New PPP forgiveness guidance from SBA on owner-employee compensation and rent-related costs

September 1, 2020

New PPP forgiveness guidance from SBA on owner-employee compensation and rent-related costs

As you know, the Small Business Administration (SBA), which administers the Payroll Protection Program (PPP), began accepting loan forgiveness applications August 10.

More PPP guidance arrived August 24 from the Small Business Administration (SBA) and Treasury in the form of an interim final rule centered on Paycheck Protection Program (PPP) forgiveness issues related to owner-employee compensation and the eligibility of nonpayroll costs.

For business owners who thought they were clear on how to apply for PPP loan forgiveness, the new interim rule adds more complexity to certain areas of forgiveness. Some of the new provisions could work in your favor—or against you—depending on your business type and how you used your funds.

To recap: In general, PPP loans are forgivable if your business used at least 60% of the loan for eligible payroll costs over a span of 24 weeks. Non-payroll costs, including mortgage interest, business rent and utilities are also eligible for forgiveness, but the new rules tweak certain eligibility requirements.

The new interim final rule establishes that owner-employees with less than a 5% stake in a C or S corporation are exempted from the PPP owner-employee compensation rule for determining the amount of their compensation for loan forgiveness. This exemption is designed to cover owner-employees who have no meaningful ability to influence decisions over how loan proceeds are allocated.

Additionally, the guidance details SBA and Treasury decisions that maintain equitable treatment between a business owner that holds property in a separate entity and one that holds the property in the same entity as its business operations.

In the first decision, the SBA and Treasury state the amount of loan forgiveness requested for nonpayroll costs may not include any amount attributable to the business operation of a tenant or subtenant of the PPP borrower.

The guidance illustrates this as follows:

Example 1: A borrower rents an office building for $10,000 per month and subleases out a portion of the space to other businesses for $2,500 per month. Only $7,500 per month is eligible for loan forgiveness.

Example 2: A borrower has a mortgage on an office building it operates out of, and it leases out a portion of the space to other businesses. The portion of mortgage interest that is eligible for loan forgiveness is limited to the percent share of the fair market value (FMV) of the space that is not leased out to other businesses. As an illustration, if the leased space represents 25% of the FMV of the office building, then the borrower may only claim forgiveness on 75% of the mortgage interest.

Example 3: A borrower shares a rented space with another business. When determining the amount that is eligible for loan forgiveness, the borrower must prorate rent and utility payments in the same manner as on the borrower’s 2019 tax filings, or if a new business, the borrower’s expected 2020 tax filings.
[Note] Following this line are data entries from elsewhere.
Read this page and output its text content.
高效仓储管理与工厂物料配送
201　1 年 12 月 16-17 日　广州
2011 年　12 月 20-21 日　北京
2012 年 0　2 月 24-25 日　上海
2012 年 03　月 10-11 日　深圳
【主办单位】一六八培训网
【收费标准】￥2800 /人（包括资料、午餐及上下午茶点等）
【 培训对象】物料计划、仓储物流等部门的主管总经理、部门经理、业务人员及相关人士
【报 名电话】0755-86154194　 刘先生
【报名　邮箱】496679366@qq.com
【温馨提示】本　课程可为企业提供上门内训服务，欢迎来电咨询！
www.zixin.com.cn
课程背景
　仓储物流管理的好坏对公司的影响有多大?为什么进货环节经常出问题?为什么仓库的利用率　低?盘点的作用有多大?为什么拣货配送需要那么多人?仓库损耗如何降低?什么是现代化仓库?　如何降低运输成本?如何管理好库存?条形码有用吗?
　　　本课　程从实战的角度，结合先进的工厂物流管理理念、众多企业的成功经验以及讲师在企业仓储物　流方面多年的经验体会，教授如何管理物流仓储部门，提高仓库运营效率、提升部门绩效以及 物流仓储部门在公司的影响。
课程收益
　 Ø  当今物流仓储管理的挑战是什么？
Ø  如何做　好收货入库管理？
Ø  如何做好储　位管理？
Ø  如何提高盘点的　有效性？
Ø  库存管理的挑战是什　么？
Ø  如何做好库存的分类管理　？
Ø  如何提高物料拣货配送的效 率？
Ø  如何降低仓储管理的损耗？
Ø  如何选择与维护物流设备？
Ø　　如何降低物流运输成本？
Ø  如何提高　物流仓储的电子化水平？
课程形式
Example 4: A borrower works out of his or her home. When determining the amount of nonpayroll costs that are eligible for loan forgiveness, the borrower may include only the share of covered expenses that were deductible on the borrower’s 2019 tax filings, or if a new business, the borrower’s expected 2020 tax filings.

In the second decision regarding certain nonpayroll costs, the SBA and Treasury state rent or lease payments to a related party are eligible for loan forgiveness provided that (1) the amount of loan forgiveness requested for those payments is no more than the amount of mortgage interest owed on the property during the covered period that is attributable to the space being rented by the business, and (2) the lease and the mortgage were entered into prior to Feb. 15, 2020.

It's important to note that mortgage interest payments to a related party are not eligible for forgiveness. The ruling outlines that PPP loans are intended to help businesses cover nonpayroll costs owed to third parties, not payments to a business’s owner that occur because of how the business is structured.